Une mécanique feutrée

La plus vieille diplomatie du monde entend éviter une détérioration de la situation. Or le silence et le temps sont deux atouts que le Saint-Siège a encore dans son jeu. Le silence tout d’abord : depuis un an, le Vatican se tait. « L’ordre a été donné par la Secrétairerie d’Etat de ne rien dire sur le sujet » expliquait La Croix en mars dernier.

Le 14 janvier dernier, après un an et demi de détention, Mgr Rolando Alvarez, évêque de Matagalpa et figure de l’opposition au régime de Daniel Ortega, a été libéré et expulsé vers le Vatican, suivi par un autre évêque, quinze prêtres et deux séminaristes, tous discrètement disséminés en Italie avec consigne de s’abstenir de toute déclaration publique sur la situation dans leur pays, résume La Croix. Un silence qui semble avoir permis de faire baisser la tension entre l’Eglise et Daniel Ortega.

Dans cet épineux dossier, le temps est aussi l’allié de la diplomatie vaticane. « Sur les neuf diocèses » de ce pays de près de sept millions d’habitants, « au moins cinq » nécessitent des nominations épiscopales dans le futur, note The Pillar : de quoi permettre au Saint-Siège de reprendre la main.

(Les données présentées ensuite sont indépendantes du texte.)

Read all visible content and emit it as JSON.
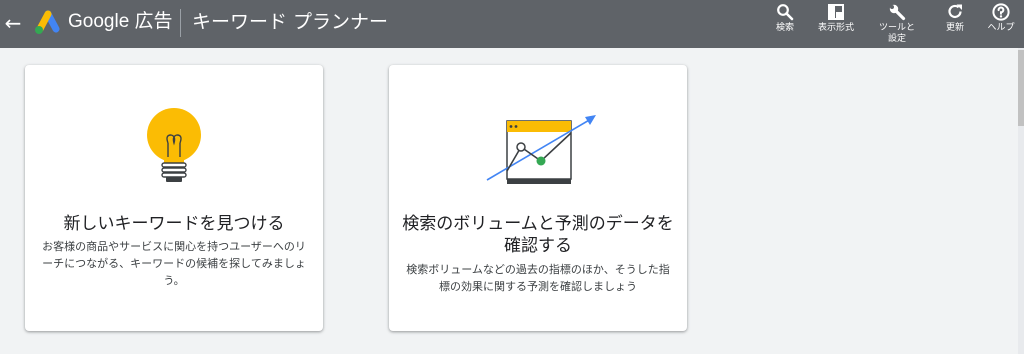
{
  "header": {
    "back_symbol": "←",
    "brand": "Google 広告",
    "tool_title": "キーワード プランナー",
    "actions": [
      {
        "label": "検索",
        "icon": "search-icon"
      },
      {
        "label": "表示形式",
        "icon": "display-format-icon"
      },
      {
        "label": "ツールと設定",
        "icon": "wrench-icon"
      },
      {
        "label": "更新",
        "icon": "refresh-icon"
      },
      {
        "label": "ヘルプ",
        "icon": "help-icon"
      }
    ]
  },
  "cards": [
    {
      "title": "新しいキーワードを見つける",
      "description": "お客様の商品やサービスに関心を持つユーザーへのリーチにつながる、キーワードの候補を探してみましょう。",
      "illustration": "lightbulb-icon"
    },
    {
      "title": "検索のボリュームと予測のデータを確認する",
      "description": "検索ボリュームなどの過去の指標のほか、そうした指標の効果に関する予測を確認しましょう",
      "illustration": "trend-chart-icon"
    }
  ],
  "colors": {
    "topbar": "#5f6368",
    "background": "#f1f3f4",
    "bulb": "#fbbc04",
    "arrow": "#4285f4",
    "point": "#34a853"
  }
}
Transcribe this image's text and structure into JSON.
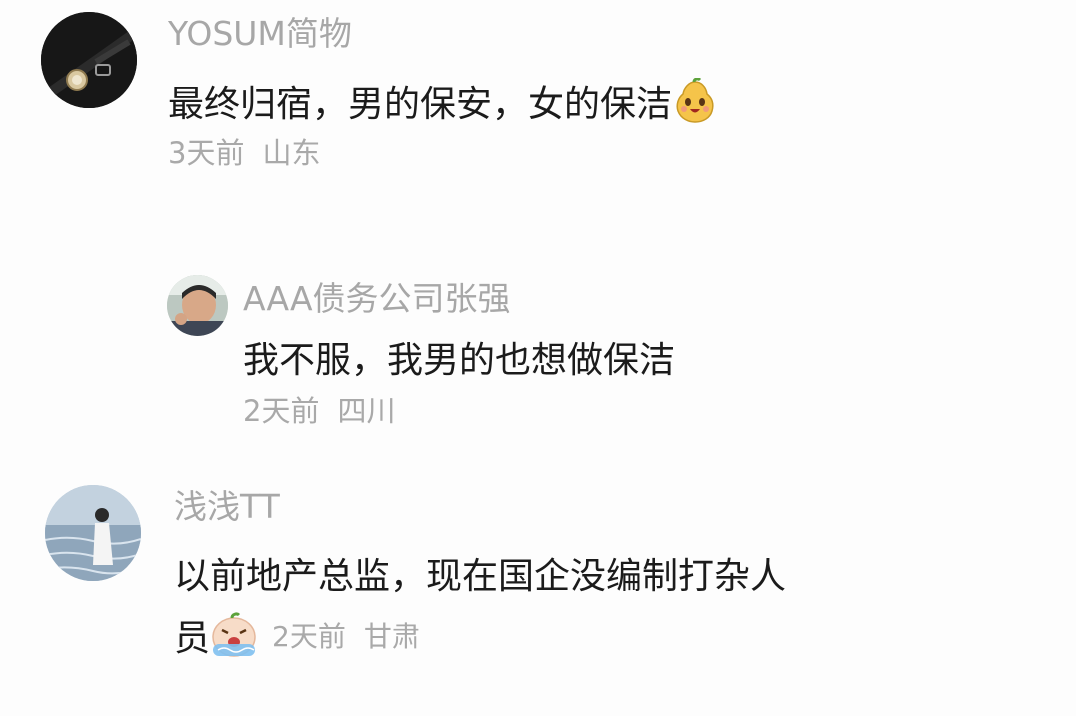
{
  "comments": [
    {
      "username": "YOSUM简物",
      "text": "最终归宿，男的保安，女的保洁",
      "emoji": "smiling-pear-sticker-icon",
      "time": "3天前",
      "location": "山东"
    },
    {
      "username": "AAA债务公司张强",
      "text": "我不服，我男的也想做保洁",
      "time": "2天前",
      "location": "四川"
    },
    {
      "username": "浅浅TT",
      "text_line1": "以前地产总监，现在国企没编制打杂人",
      "text_line2": "员",
      "emoji": "crying-bubble-sticker-icon",
      "time": "2天前",
      "location": "甘肃"
    }
  ],
  "colors": {
    "username": "#a7a7a7",
    "text": "#1b1b1b",
    "meta": "#a9a9a9",
    "background": "#fdfdfd"
  }
}
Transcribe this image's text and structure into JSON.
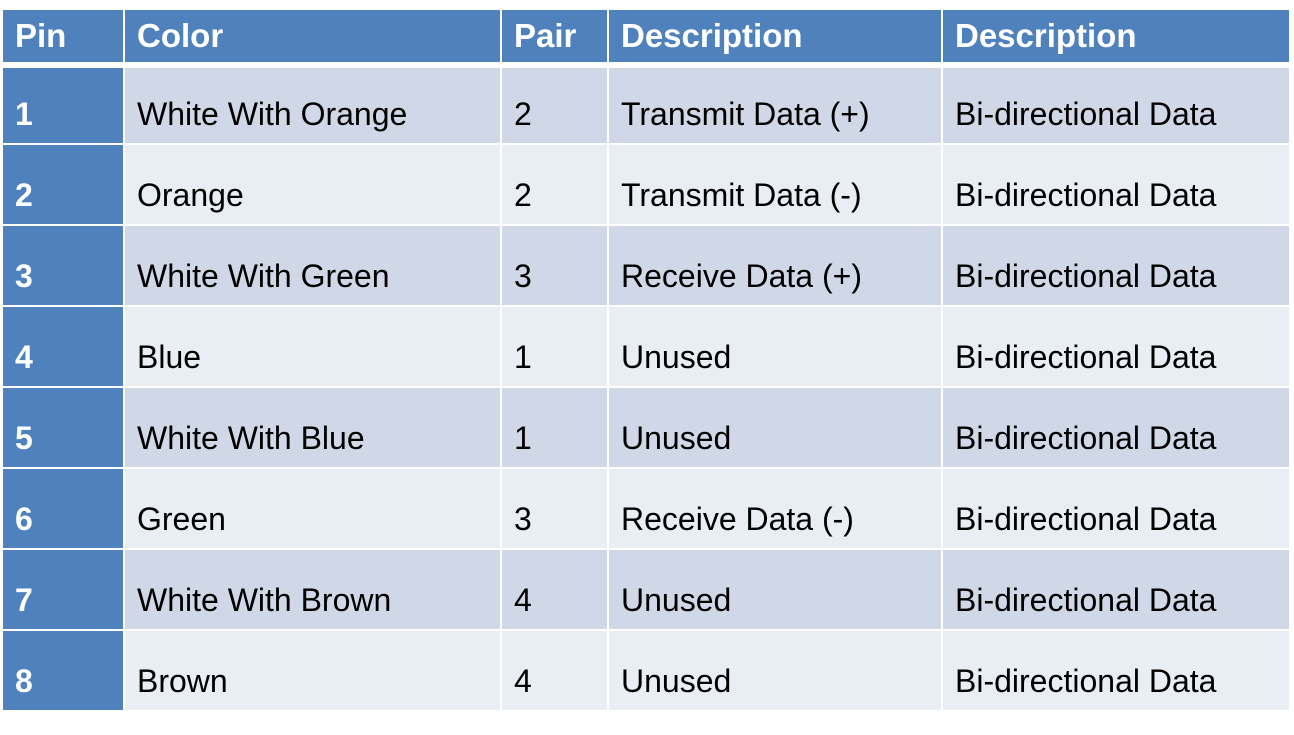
{
  "table": {
    "headers": [
      "Pin",
      "Color",
      "Pair",
      "Description",
      "Description"
    ],
    "rows": [
      [
        "1",
        "White With Orange",
        "2",
        "Transmit Data (+)",
        "Bi-directional Data"
      ],
      [
        "2",
        "Orange",
        "2",
        "Transmit Data (-)",
        "Bi-directional Data"
      ],
      [
        "3",
        "White With Green",
        "3",
        "Receive Data (+)",
        "Bi-directional Data"
      ],
      [
        "4",
        "Blue",
        "1",
        "Unused",
        "Bi-directional Data"
      ],
      [
        "5",
        "White With Blue",
        "1",
        "Unused",
        "Bi-directional Data"
      ],
      [
        "6",
        "Green",
        "3",
        "Receive Data (-)",
        "Bi-directional Data"
      ],
      [
        "7",
        "White With Brown",
        "4",
        "Unused",
        "Bi-directional Data"
      ],
      [
        "8",
        "Brown",
        "4",
        "Unused",
        "Bi-directional Data"
      ]
    ]
  },
  "colors": {
    "header": "#4F81BD",
    "row_odd": "#D0D8E8",
    "row_even": "#E9EDF4"
  }
}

Ainsi, les diocèses de Managua et de Jinotega ont tous deux à leur tête des métropolitains qui ont atteint la limite d’âge des soixante-quinze ans prévue par le droit de l’Eglise : respectivement, le cardinal Leopoldo Brenes et Mgr Carlos Herrera, président de la Conférence des évêques du Nicaragua. Trois autres diocèses (Matagalpa, Esteli, Siuna) ont vu leurs évêques exilés pour raison politique.

A Esteli, la secrétairerie d’Etat a fait nommer le P. Fruttos Valle Salmeron au poste d’administrateur apostolique – en attendant le nom du futur évêque résidentiel. Selon The Pillar, ce dernier « a été critiqué pour avoir apparemment écarté plusieurs prêtre critiques du régime d’Ortega de la curie diocésaine » et de paroisses importantes.

Désormais c’est Daniel Ortega qui est en position de demandeur s’il veut obtenir de Rome des évêques plus conciliants à son égard, sachant qu’au Nicaragua, il n’existe pas de concordat réglant la question des nominations épiscopales : le souverain pontife est en théorie libre de ses choix et le pouvoir en place doit composer un minimum avec lui.

L’occasion pour le Saint-Siège de rééquilibrer le rapport de force et de trouver une voie moyenne permettant à la fois de desserrer l’étau dans lequel l’Eglise locale se trouve prise, sans provoquer un régime qui semble actuellement peu fragilisé par l’opposition de certains ecclésiastiques.